In seinem Aufsatz zur Gerechtigkeitskonzeption mit dem programmatischen Titel „Gerechtigkeit als Fairness“ versucht der amerikanische Philosoph John Rawls Fragen der Moralphilosophie mit Fragen der politischen Philosophie zu verknüpfen, indem er die Gerechtigkeit von Institutionen als wichtigstes Element jeder gerechten Sozialordnung hervorhebt.
Inhaltsverzeichnis
- Gerechtigkeit als Fairness
- Die zwei Gerechtigkeitsgrundsätze
- Der Urzustand
Zielsetzung und Themenschwerpunkte
In seinem Aufsatz „Gerechtigkeit als Fairness“ strebt John Rawls danach, eine Konzeption politischer Gerechtigkeit zu entwickeln, die auf fairen Bedingungen gesellschaftlicher Kooperation freier und gleicher Personen basiert. Dabei verknüpft er Fragen der Moralphilosophie mit Fragen der politischen Philosophie und betont die Relevanz gerechter Institutionen für eine gerechte Sozialordnung.
- Verknüpfung von Moralphilosophie und politischer Philosophie
- Die Bedeutung gerechter Institutionen
- Das Konzept des Urzustands
- Der Schleier der Unwissenheit
- Die zwei Gerechtigkeitsgrundsätze
Zusammenfassung der Kapitel
Gerechtigkeit als Fairness
Rawls erläutert seine Gerechtigkeitskonzeption, die auf dem Prinzip der Fairness und der Kooperation zwischen freien und gleichen Personen basiert. Er betont die Notwendigkeit, Gerechtigkeitsgrundsätze zu entwickeln, die sowohl die Freiheiten der Einzelnen schützen als auch die Verteilung von Gütern, Rechten und Pflichten in der Gesellschaft regeln.

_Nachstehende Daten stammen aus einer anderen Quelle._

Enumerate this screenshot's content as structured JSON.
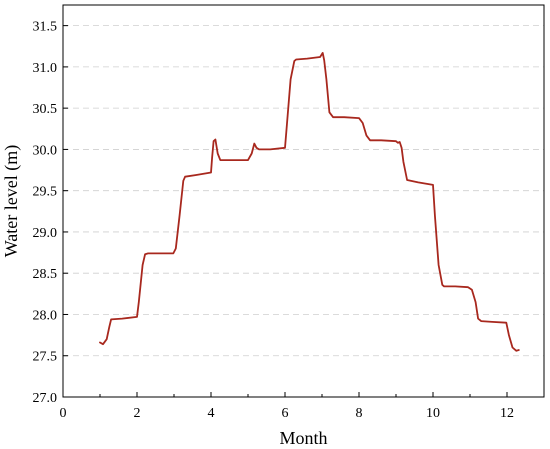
{
  "chart_data": {
    "type": "line",
    "title": "",
    "xlabel": "Month",
    "ylabel": "Water level (m)",
    "xlim": [
      0,
      13
    ],
    "ylim": [
      27.0,
      31.75
    ],
    "grid": true,
    "legend": "none",
    "xticks": [
      0,
      2,
      4,
      6,
      8,
      10,
      12
    ],
    "xtick_labels": [
      "0",
      "2",
      "4",
      "6",
      "8",
      "10",
      "12"
    ],
    "yticks": [
      27.0,
      27.5,
      28.0,
      28.5,
      29.0,
      29.5,
      30.0,
      30.5,
      31.0,
      31.5
    ],
    "ytick_labels": [
      "27.0",
      "27.5",
      "28.0",
      "28.5",
      "29.0",
      "29.5",
      "30.0",
      "30.5",
      "31.0",
      "31.5"
    ],
    "colors": {
      "line": "#a8281e",
      "grid": "#cfcfcf"
    },
    "series": [
      {
        "x": [
          1.0,
          1.08,
          1.18,
          1.25,
          1.3,
          1.6,
          2.0,
          2.05,
          2.15,
          2.22,
          2.3,
          2.6,
          2.98,
          3.05,
          3.15,
          3.25,
          3.3,
          3.6,
          4.0,
          4.03,
          4.07,
          4.12,
          4.18,
          4.25,
          4.4,
          4.8,
          5.0,
          5.1,
          5.17,
          5.23,
          5.3,
          5.6,
          6.0,
          6.05,
          6.15,
          6.25,
          6.3,
          6.6,
          6.95,
          7.02,
          7.06,
          7.12,
          7.2,
          7.3,
          7.6,
          8.0,
          8.1,
          8.2,
          8.3,
          8.6,
          9.0,
          9.05,
          9.1,
          9.15,
          9.2,
          9.3,
          9.6,
          10.0,
          10.05,
          10.15,
          10.25,
          10.3,
          10.6,
          10.95,
          11.05,
          11.15,
          11.22,
          11.3,
          11.6,
          11.98,
          12.05,
          12.15,
          12.25,
          12.32
        ],
        "y": [
          27.66,
          27.64,
          27.7,
          27.85,
          27.94,
          27.95,
          27.97,
          28.15,
          28.6,
          28.73,
          28.74,
          28.74,
          28.74,
          28.8,
          29.2,
          29.62,
          29.67,
          29.69,
          29.72,
          29.9,
          30.1,
          30.12,
          29.95,
          29.87,
          29.87,
          29.87,
          29.87,
          29.95,
          30.07,
          30.02,
          30.0,
          30.0,
          30.02,
          30.3,
          30.85,
          31.07,
          31.09,
          31.1,
          31.12,
          31.17,
          31.08,
          30.85,
          30.45,
          30.39,
          30.39,
          30.38,
          30.32,
          30.17,
          30.11,
          30.11,
          30.1,
          30.08,
          30.09,
          30.02,
          29.85,
          29.63,
          29.6,
          29.57,
          29.2,
          28.6,
          28.36,
          28.34,
          28.34,
          28.33,
          28.3,
          28.15,
          27.95,
          27.92,
          27.91,
          27.9,
          27.75,
          27.6,
          27.56,
          27.57
        ]
      }
    ]
  }
}
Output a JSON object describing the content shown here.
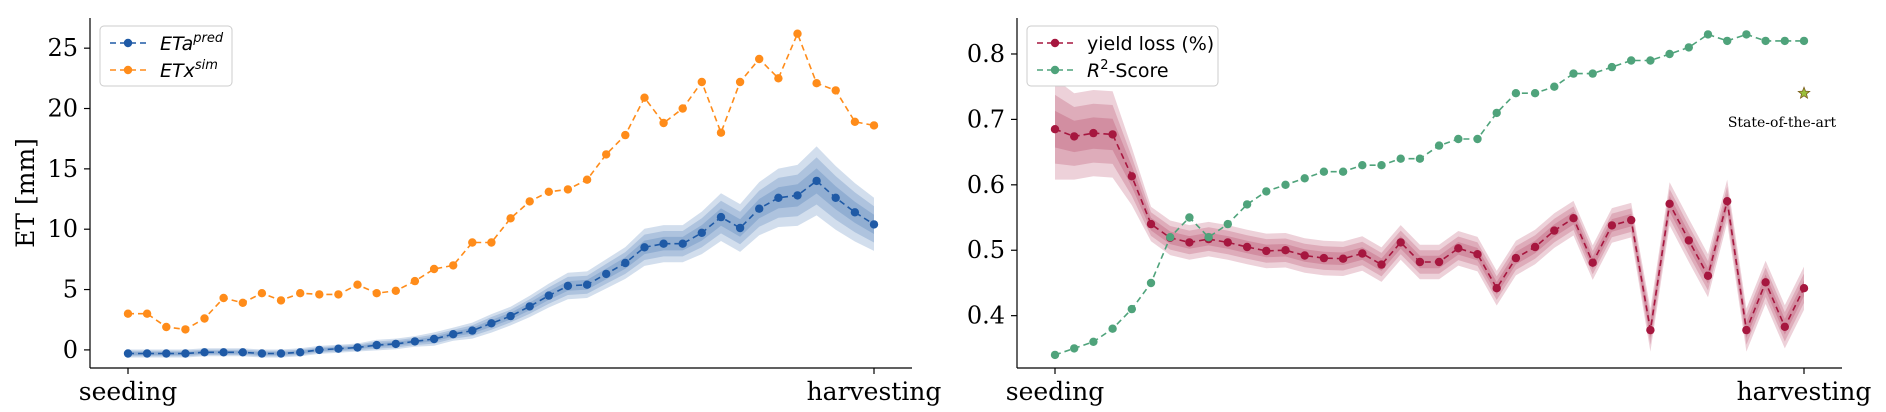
{
  "chart_data": [
    {
      "type": "line",
      "ylabel": "ET [mm]",
      "xlabel": "",
      "x_tick_labels": [
        "seeding",
        "harvesting"
      ],
      "ylim": [
        -1.5,
        27.5
      ],
      "yticks": [
        0,
        5,
        10,
        15,
        20,
        25
      ],
      "grid": false,
      "legend_position": "top-left",
      "x": [
        0,
        1,
        2,
        3,
        4,
        5,
        6,
        7,
        8,
        9,
        10,
        11,
        12,
        13,
        14,
        15,
        16,
        17,
        18,
        19,
        20,
        21,
        22,
        23,
        24,
        25,
        26,
        27,
        28,
        29,
        30,
        31,
        32,
        33,
        34,
        35,
        36,
        37,
        38,
        39
      ],
      "series": [
        {
          "name": "ETa",
          "name_sup": "pred",
          "color": "#1f5aa6",
          "style": "dashed-marker",
          "band": true,
          "values": [
            -0.3,
            -0.3,
            -0.3,
            -0.3,
            -0.2,
            -0.2,
            -0.2,
            -0.3,
            -0.3,
            -0.2,
            0.0,
            0.1,
            0.2,
            0.4,
            0.5,
            0.7,
            0.9,
            1.3,
            1.6,
            2.2,
            2.8,
            3.6,
            4.5,
            5.3,
            5.4,
            6.3,
            7.2,
            8.5,
            8.8,
            8.8,
            9.7,
            11.0,
            10.1,
            11.7,
            12.6,
            12.8,
            14.0,
            12.6,
            11.4,
            10.4
          ],
          "band_width": [
            0.15,
            0.15,
            0.15,
            0.15,
            0.15,
            0.15,
            0.15,
            0.15,
            0.15,
            0.15,
            0.15,
            0.15,
            0.15,
            0.2,
            0.2,
            0.2,
            0.25,
            0.25,
            0.3,
            0.35,
            0.35,
            0.4,
            0.45,
            0.5,
            0.5,
            0.55,
            0.6,
            0.7,
            0.7,
            0.7,
            0.8,
            0.9,
            0.9,
            1.0,
            1.1,
            1.15,
            1.3,
            1.2,
            1.1,
            1.0
          ]
        },
        {
          "name": "ETx",
          "name_sup": "sim",
          "color": "#ff8c1a",
          "style": "dashed-marker",
          "band": false,
          "values": [
            3.0,
            3.0,
            1.9,
            1.7,
            2.6,
            4.3,
            3.9,
            4.7,
            4.1,
            4.7,
            4.6,
            4.6,
            5.4,
            4.7,
            4.9,
            5.7,
            6.7,
            7.0,
            8.9,
            8.9,
            10.9,
            12.3,
            13.1,
            13.3,
            14.1,
            16.2,
            17.8,
            20.9,
            18.8,
            20.0,
            22.2,
            18.0,
            22.2,
            24.1,
            22.5,
            26.2,
            22.1,
            21.5,
            18.9,
            18.6
          ]
        }
      ]
    },
    {
      "type": "line",
      "ylabel": "",
      "xlabel": "",
      "x_tick_labels": [
        "seeding",
        "harvesting"
      ],
      "ylim": [
        0.32,
        0.855
      ],
      "yticks": [
        0.4,
        0.5,
        0.6,
        0.7,
        0.8
      ],
      "grid": false,
      "legend_position": "top-left",
      "x": [
        0,
        1,
        2,
        3,
        4,
        5,
        6,
        7,
        8,
        9,
        10,
        11,
        12,
        13,
        14,
        15,
        16,
        17,
        18,
        19,
        20,
        21,
        22,
        23,
        24,
        25,
        26,
        27,
        28,
        29,
        30,
        31,
        32,
        33,
        34,
        35,
        36,
        37,
        38,
        39
      ],
      "series": [
        {
          "name": "yield loss (%)",
          "color": "#a6173f",
          "style": "dashed-marker",
          "band": true,
          "values": [
            0.685,
            0.674,
            0.679,
            0.677,
            0.613,
            0.54,
            0.519,
            0.512,
            0.517,
            0.512,
            0.505,
            0.499,
            0.5,
            0.492,
            0.488,
            0.487,
            0.495,
            0.478,
            0.512,
            0.482,
            0.482,
            0.503,
            0.494,
            0.442,
            0.488,
            0.505,
            0.53,
            0.549,
            0.481,
            0.538,
            0.546,
            0.378,
            0.571,
            0.515,
            0.461,
            0.575,
            0.378,
            0.451,
            0.383,
            0.442
          ],
          "band_width": [
            0.035,
            0.03,
            0.03,
            0.03,
            0.02,
            0.012,
            0.012,
            0.012,
            0.012,
            0.012,
            0.012,
            0.012,
            0.012,
            0.012,
            0.012,
            0.012,
            0.012,
            0.012,
            0.012,
            0.012,
            0.012,
            0.012,
            0.012,
            0.012,
            0.012,
            0.012,
            0.012,
            0.012,
            0.012,
            0.012,
            0.012,
            0.015,
            0.015,
            0.015,
            0.015,
            0.015,
            0.015,
            0.015,
            0.015,
            0.015
          ]
        },
        {
          "name": "R",
          "name_sup": "2",
          "name_suffix": "-Score",
          "color": "#4fa37b",
          "style": "dashed-marker",
          "band": false,
          "values": [
            0.34,
            0.35,
            0.36,
            0.38,
            0.41,
            0.45,
            0.52,
            0.55,
            0.52,
            0.54,
            0.57,
            0.59,
            0.6,
            0.61,
            0.62,
            0.62,
            0.63,
            0.63,
            0.64,
            0.64,
            0.66,
            0.67,
            0.67,
            0.71,
            0.74,
            0.74,
            0.75,
            0.77,
            0.77,
            0.78,
            0.79,
            0.79,
            0.8,
            0.81,
            0.83,
            0.82,
            0.83,
            0.82,
            0.82,
            0.82
          ]
        }
      ],
      "annotation": {
        "text": "State-of-the-art",
        "x": 39,
        "y": 0.74,
        "marker": "star",
        "marker_color": "#9bbf3b"
      }
    }
  ]
}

Die zwei Gerechtigkeitsgrundsätze
Rawls stellt zwei Gerechtigkeitsgrundsätze vor, die für die Gestaltung einer gerechten Gesellschaft dienen sollen. Der erste Grundsatz besagt, dass jedermann das gleiche Recht auf das umfangreichste System gleicher Grundfreiheiten haben soll, das mit dem gleichen System für alle anderen verträglich ist. Der zweite Grundsatz besagt, dass Ungleichheiten so zu gestalten sind, dass sie dem Vorteil aller dienen und mit Positionen und Ämtern verbunden sind, die für alle erreichbar sind.
Der Urzustand
Rawls führt das Gedankenexperiment des Urzustands ein, in dem sich Menschen „unter dem Schleier der Unwissenheit“ auf faire Grundsätze einigen müssen, ohne zu wissen, welche Position sie in der zukünftigen Gesellschaft einnehmen werden. Diese Konstruktion dient dazu, faire und gerechte Prinzipien für die Gestaltung der Gesellschaft zu finden.
Schlüsselwörter
Gerechtigkeit, Fairness, politische Philosophie, Moralphilosophie, Gerechtigkeitsgrundsätze, Urzustand, Schleier der Unwissenheit, Kooperation, freie und gleiche Personen, Institutionen, Verteilung von Gütern, Rechten und Pflichten.
Häufig gestellte Fragen
Was ist das Kernkonzept von Rawls' „Gerechtigkeit als Fairness“?
Rawls schlägt vor, dass Gerechtigkeitsgrundsätze unter fairen Bedingungen einer gesellschaftlichen Kooperation zwischen freien und gleichen Personen festgelegt werden sollten.
Was versteht Rawls unter dem „Urzustand“?
Ein Gedankenexperiment, bei dem sich Personen in einer fiktiven Ausgangssituation befinden, um über die Grundstruktur der Gesellschaft zu entscheiden.
Was bewirkt der „Schleier der Unwissenheit“?
Er stellt sicher, dass niemand seine zukünftige Position, Begabung oder seinen Status in der Gesellschaft kennt. Dadurch werden unvoreingenommene und faire Entscheidungen ermöglicht.
Welches sind die zwei Gerechtigkeitsgrundsätze nach Rawls?
1. Gleiche Grundfreiheiten für alle. 2. Soziale und wirtschaftliche Ungleichheiten müssen so gestaltet sein, dass sie dem Vorteil der am wenigsten Begünstigten dienen (Differenzprinzip) und mit Chancengleichheit verbunden sind.
Warum sind Institutionen für Rawls so wichtig?
Weil die Gerechtigkeit von Institutionen das wichtigste Element jeder stabilen und gerechten Sozialordnung ist, da sie die Verteilung von Rechten und Pflichten regeln.